Mr. Sarbanes. Right.
Anybody else?
Mr. Doran. Yes. The interesting thing about the growth
model is it can tell a very different story about a school. And
this would very directly interpret or suggest how we would do
resource allocation. For example, the current system says you
don't cross the threshold, you might be low-performing. If you
are above the threshold, you are making AYP or some might
perceive that as being high-performing. But it may, in fact, be
the opposite story that we want to be told.
In fact, we may have students who are very high-performing
but they are dropping in their performance. The school is not
actually doing a good job with those kids, but they are staying
above the proficiency bar. On the other hand, we might have a
school that is doing a very remarkable job with low-performing
kids. They are not getting them to cross that proficiency bar
just yet. They will, but they didn't just yet.
Now, in fact, it is the school that appears to be high-
performing under the status model that actually needs resources
targeted to it. And it is the other school that is doing a
remarkable job with its struggling kids that appears to be
doing okay. We do the opposite right now, not in all cases, but
in many cases. And so, that would have a direct relationship.
You know, we see this happen in other fields. And I talk to
educators often about how to make good use of data and
definitely explore different statistical methods. We recently
saw this happen in a book that illustrated how, when you have
the autonomy to look at statistics and data and mine your data,
how you can figure out how to build better teams.
I think we would see the same kind of thing happen in
education. The autonomy to use better and newer statistical
methods will allow for us to figure out how to build better
schools.
Mr. Sarbanes. Thank you.
Chairman Miller. The gentleman's time is expired.
I would just comment on the gentleman's question because I
think it is a critical question, one as to flexibility of the
use of resources and how you use the data. But, you know, in
every other segment of the economy, people have been plowing
the resources to developing data so that they can make smarter
use of human capital or capital budgets and all of the rest of
this.
I mean, all across the board that is the competition that
is taking place within the economy. And this is one of the--
this and health care are sort of the last areas to decide that
data can really improve the deployment of resources and the
efficiency of those resources.
Mr. Keller?
Mr. Keller. Thank you, Mr. Chairman.
Mr. Chairman, I think it is critical that we get this bill
in the strike zone or it is going to be in trouble.

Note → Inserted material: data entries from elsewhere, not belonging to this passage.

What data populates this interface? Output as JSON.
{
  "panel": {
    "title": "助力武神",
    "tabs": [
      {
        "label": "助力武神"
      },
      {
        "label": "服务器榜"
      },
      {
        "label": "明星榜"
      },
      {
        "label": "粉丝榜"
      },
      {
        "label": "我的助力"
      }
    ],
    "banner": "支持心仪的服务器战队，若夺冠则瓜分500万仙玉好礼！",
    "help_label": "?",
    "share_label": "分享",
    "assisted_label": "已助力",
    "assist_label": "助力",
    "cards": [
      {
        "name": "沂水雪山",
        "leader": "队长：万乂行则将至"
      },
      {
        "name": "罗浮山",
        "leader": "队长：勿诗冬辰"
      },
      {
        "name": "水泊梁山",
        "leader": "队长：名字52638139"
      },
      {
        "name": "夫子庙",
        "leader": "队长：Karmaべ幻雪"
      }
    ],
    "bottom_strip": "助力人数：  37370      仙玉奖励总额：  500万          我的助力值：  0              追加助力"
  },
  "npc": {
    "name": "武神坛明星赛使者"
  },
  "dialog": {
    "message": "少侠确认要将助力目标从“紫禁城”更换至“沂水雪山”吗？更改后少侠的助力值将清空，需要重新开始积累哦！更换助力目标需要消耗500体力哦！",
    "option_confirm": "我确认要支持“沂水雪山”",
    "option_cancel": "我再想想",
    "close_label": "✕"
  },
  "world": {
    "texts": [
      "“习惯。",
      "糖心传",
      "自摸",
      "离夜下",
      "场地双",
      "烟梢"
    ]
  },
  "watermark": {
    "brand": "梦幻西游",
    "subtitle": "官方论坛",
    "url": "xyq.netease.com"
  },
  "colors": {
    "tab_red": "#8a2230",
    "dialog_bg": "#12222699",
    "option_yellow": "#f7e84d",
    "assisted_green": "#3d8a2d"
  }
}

On the right, conservatives don't like the large role of
the federal government. On the left, many teachers' unions have
concerns about the testing components. And so, I think we need
to make several positive changes. And I see several of those
being made. I can see us making some improvements in the way we
measure students with special education needs. I see some
positive changes in the way we deal with children with limited
English proficiency. I see the growth model being used at least
as a supplement, if not more.
But the biggest remaining complaint that I hear about No
Child Left Behind in Florida is the inconsistency between the
state and the federal accountability systems. And I am very
interested in hearing from you about how the states and the
feds can better align their dual accountability systems to
ensure that parents are given clear and consistent information
about their children's schools.
Let me just give you an example. In Florida, we use one
test called the FCAT both for the state's program called the A
Plus program and for the federal No Child Left Behind program.
Approximately 90 percent of the schools get a passing score
under the state plan. And approximately 90 percent of the
schools fail to meet AYP under the federal plan.

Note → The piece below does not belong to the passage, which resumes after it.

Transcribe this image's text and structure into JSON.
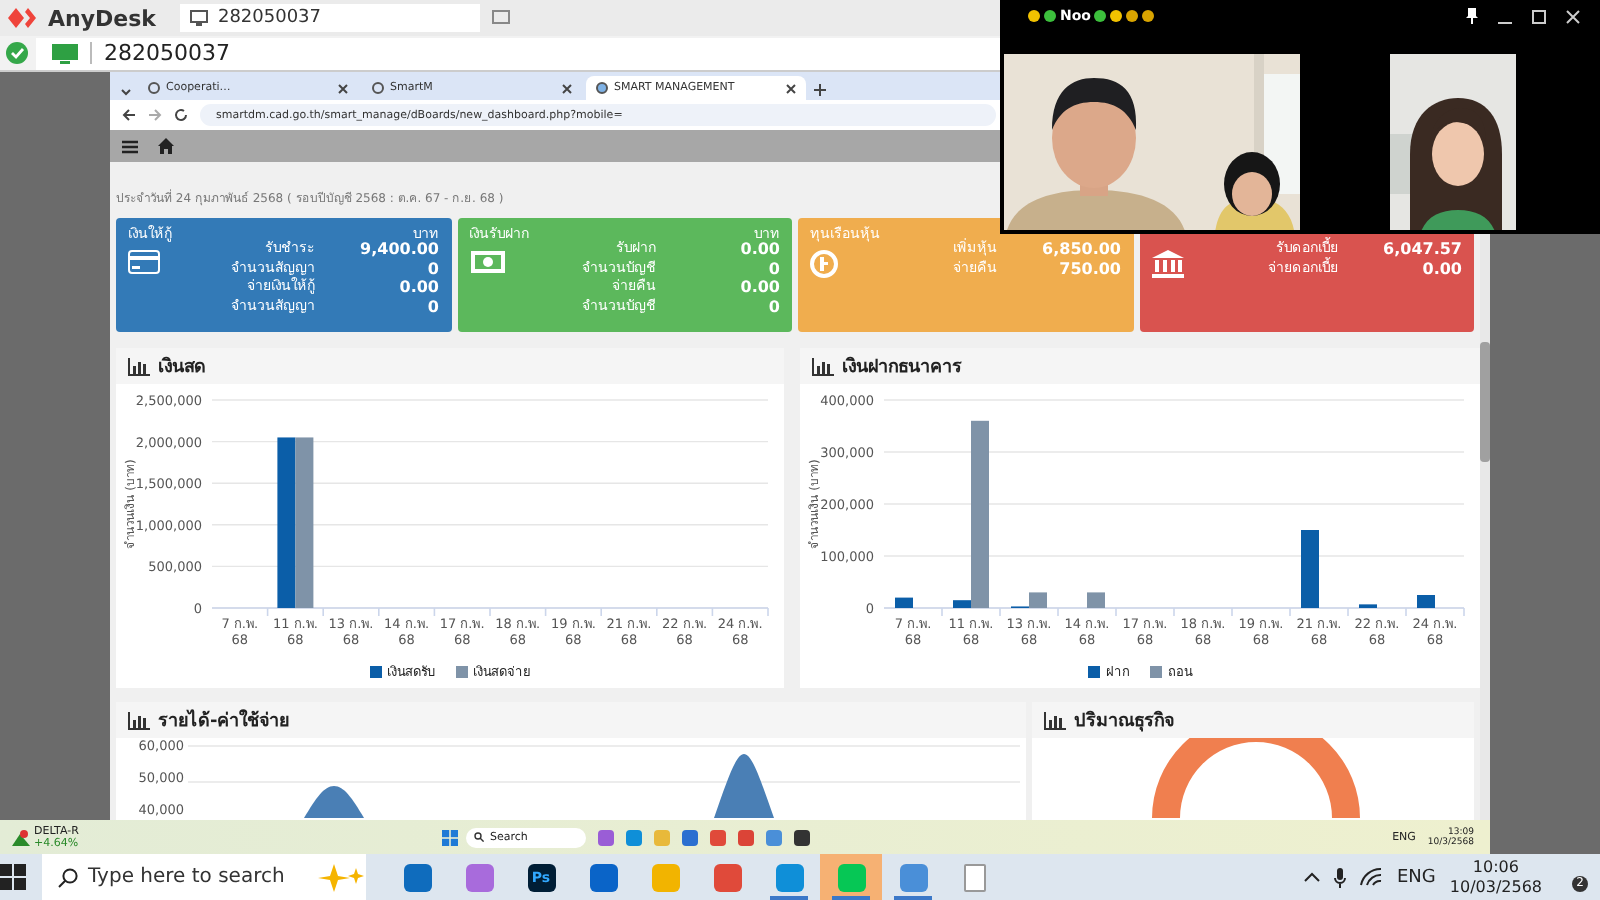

So a parent moves into a school district and says, ``Is
this a good school?'' Well, it is failing under the federal
program, and it is an A school under the state program. And I
think we have got to bring those in line.
And so, I want to ask you. Let me start with Mr. McWalters.
Are you also concerned as we go through reauthorization
about this all or nothing approach to measuring progress for
AYP? And if so, do you think we should go with a more graduated
approach in terms of bringing the states and the feds more in
line?
Mr. McWalters. More graduated. However, I want to go on
record. I think the feds need to stay in this business. We
wouldn't be having this conversation if states either had the
capacity or the will five generations ago to get us to where we
are now.
Mr. Keller. Nobody is questioning that.
Mr. McWalters. So having said that, now I am talking about
the spirit of the law versus the way it is administered.
Mr. Keller. But I have only got a limited amount of time. I
just want that--do you think we should go to a more graduated
approach instead of----
Mr. McWalters. But it has to have a peer review structure
that is transparent.
Mr. Keller. Right.
Mr. McWalters. Because when my proposal is being reviewed,
it is being reviewed in a way that appreciates the context from
which I am coming.
Mr. Keller. Let me stop you there. I hate to, but I have
just got a little amount of time.
Secretary Woodruff, do you believe that we should continue
with this all or nothing sort of approach with AYP? Or would
you prefer a more graduated approach?
Ms. Woodruff. Absolutely a more graduated approach.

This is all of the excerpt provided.